I. De vervulling der belofte, tevoren gedaan aan Abraham, Exodus 1:1-19. En dan,
II. De instelling der rechten en wetten, die daarna door Israël zijn waargenomen, Exodus 20:1-40. Evenals Caesar, begint Mozes in dit boek met zijn eigen commentaren of gedenkschriften te boek te stellen; maar een meerdere dan Caesar is hier. Van nu voortaan is de schrijver zelf de held van het verhaal, en geeft hij ons de geschiedenis van de dingen, waarvan hij zelf oog- en oorgetuige is geweest, et quorum pars magna fait, en waaraan hij zelf een zeer groot aandeel heeft gehad. Er zijn in dit boek meer typen van Christus dan misschien in enig ander boek van het Oude Testament, want Mozes heeft van Hem geschreven, John 5:46. De wijze, waarop de mens verzoend wordt met God en in verbond en gemeenschap met Hem komt door een Middelaar, wordt hier op onderscheidene wijze voorgesteld, en het is ons van groot nut ter verklaring en opheldering van het Nieuwe Testament, nu wij dit bezitten ter verklaring van het Oude. Wij hebben hier:
I. Gods goedheid over Israël door hen zeer te vermenigvuldigen, Exodus 1:1.
II. De boosaardigheid van de Egyptenaren tegen hen.
1. Door hen te verdrukken en tot slavernij te brengen, Exodus 1:8.
2. Door hun kinderen te vermoorden, Exodus 1:15. Wie dus door de hemel gezegend werden, zijn om die reden door het land, van Egypte vervloekt.
Verzen 1-7
Exodus 1:1-7.In deze verzen hebben wij:
1. Een opgave van de namen van de twaalf patriarchen, zoals zij genoemd worden, Acts 7:8. Hun namen worden in de Schrift dikwijls herhaald, opdat zij ons niet vreemd zouden voorkomen, zoals andere vreemde of moeilijk uit te spreken namen, maar ons doordat zij zo dikwijls voorkomen. samen bekend zullen zijn, ook om te tonen hoe dierbaar Gods geestelijk Israël Hem is, en hoe Hij zich in hen verlustigt.

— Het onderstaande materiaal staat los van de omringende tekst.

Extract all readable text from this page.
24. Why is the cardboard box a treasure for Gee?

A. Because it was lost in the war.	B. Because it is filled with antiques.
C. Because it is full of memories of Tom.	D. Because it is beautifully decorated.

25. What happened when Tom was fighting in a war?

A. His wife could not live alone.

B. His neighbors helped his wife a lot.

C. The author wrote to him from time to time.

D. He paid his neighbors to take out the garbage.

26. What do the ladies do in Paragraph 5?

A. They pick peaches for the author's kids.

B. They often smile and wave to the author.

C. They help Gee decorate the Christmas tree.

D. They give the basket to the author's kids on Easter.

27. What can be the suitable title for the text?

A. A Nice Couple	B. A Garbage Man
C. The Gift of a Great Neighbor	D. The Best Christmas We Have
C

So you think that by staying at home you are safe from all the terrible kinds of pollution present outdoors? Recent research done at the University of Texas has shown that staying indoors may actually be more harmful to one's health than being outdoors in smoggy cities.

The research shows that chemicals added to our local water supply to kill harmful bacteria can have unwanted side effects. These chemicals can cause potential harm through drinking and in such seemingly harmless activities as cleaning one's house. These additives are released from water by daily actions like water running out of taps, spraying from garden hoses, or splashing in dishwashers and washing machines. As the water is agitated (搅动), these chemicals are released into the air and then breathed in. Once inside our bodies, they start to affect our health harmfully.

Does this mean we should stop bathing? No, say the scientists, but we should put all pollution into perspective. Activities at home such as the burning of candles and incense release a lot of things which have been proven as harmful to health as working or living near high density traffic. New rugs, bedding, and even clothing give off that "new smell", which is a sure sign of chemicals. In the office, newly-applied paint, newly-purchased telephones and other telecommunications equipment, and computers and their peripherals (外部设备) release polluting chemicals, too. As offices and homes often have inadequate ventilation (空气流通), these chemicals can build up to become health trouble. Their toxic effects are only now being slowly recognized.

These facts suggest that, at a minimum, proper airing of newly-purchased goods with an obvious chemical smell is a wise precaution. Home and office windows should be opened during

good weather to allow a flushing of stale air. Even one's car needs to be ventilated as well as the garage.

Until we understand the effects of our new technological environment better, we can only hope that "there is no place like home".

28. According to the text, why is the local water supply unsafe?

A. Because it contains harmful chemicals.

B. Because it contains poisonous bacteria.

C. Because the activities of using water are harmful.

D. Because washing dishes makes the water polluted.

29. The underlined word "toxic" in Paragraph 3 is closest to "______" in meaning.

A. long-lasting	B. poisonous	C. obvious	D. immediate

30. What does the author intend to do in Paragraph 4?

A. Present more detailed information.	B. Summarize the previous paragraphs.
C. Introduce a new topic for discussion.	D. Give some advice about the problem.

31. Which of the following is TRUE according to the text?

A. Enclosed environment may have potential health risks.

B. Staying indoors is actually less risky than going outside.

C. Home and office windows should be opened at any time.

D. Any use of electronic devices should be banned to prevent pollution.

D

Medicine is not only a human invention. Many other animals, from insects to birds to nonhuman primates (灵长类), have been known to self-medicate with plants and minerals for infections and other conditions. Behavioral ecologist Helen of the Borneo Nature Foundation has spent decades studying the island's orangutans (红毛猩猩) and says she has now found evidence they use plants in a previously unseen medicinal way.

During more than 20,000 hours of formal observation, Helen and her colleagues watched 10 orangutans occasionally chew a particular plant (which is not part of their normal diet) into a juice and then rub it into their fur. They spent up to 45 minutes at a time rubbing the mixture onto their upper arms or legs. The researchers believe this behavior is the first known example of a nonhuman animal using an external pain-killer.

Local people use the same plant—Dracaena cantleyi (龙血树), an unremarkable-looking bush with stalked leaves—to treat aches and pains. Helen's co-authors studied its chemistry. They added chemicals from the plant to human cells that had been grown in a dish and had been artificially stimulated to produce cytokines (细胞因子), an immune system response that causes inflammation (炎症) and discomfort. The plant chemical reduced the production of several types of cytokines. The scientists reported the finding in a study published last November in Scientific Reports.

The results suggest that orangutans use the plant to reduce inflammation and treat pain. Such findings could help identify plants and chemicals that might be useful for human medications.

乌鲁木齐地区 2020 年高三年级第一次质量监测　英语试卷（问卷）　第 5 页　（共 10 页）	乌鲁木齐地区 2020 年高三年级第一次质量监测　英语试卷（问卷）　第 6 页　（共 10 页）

2. De rekening, die gehouden was van het getal van Jakob's familie. Zij waren met hun allen zeventig zielen, Exodus 1:5, volgens de berekening die wij gehad hebben in Exodus 46:27. Dit was juist het getal van de natiën, door welke de aarde bevolkt werd, overeenkomstig de opgave ervan in Genesis 10:1. "Toen de Allerhoogste aan de volken de erfenis uitdeelde, toen Hij Adams kinderen vaneen scheidde, heeft Hij de landpalen van de volken gesteld naar het getal van de kinderen Israels." zoals Mozes opmerkt, Deuteronomy 32:8. Er wordt hier nota van genomen, om het wonderbare van hun toeneming in Egypte in het licht te stellen. Het is goed dat zij wie zeer vermeerderd is, dikwijls gedenken hoe klein hun begin was, Job 8:7.
3. De dood van Jozef, Exodus 1:6. Al dat geslacht ging langzamerhand heen, misschien zijn al de zonen van Jakob ongeveer in dezelfde tijd gestorven, want er was niet meer dan zeven jaar verschil in leeftijd tussen de oudste en de jongste van hen, behalve Benjamin, en als de dood in een familie komt maakt hij soms in weinig tijd een einde hun allen. Toen Jozef, de steun van de familie, stierf zijn ook de anderen spoedig heengegaan. Wij moeten op onszelf, op onze broers, op allen met wie wij omgaan, zien, als stervenden als zich heenspoedende uit de wereld. Dit geslacht gaat voorbij, zoals het vorige voorbij is gegaan.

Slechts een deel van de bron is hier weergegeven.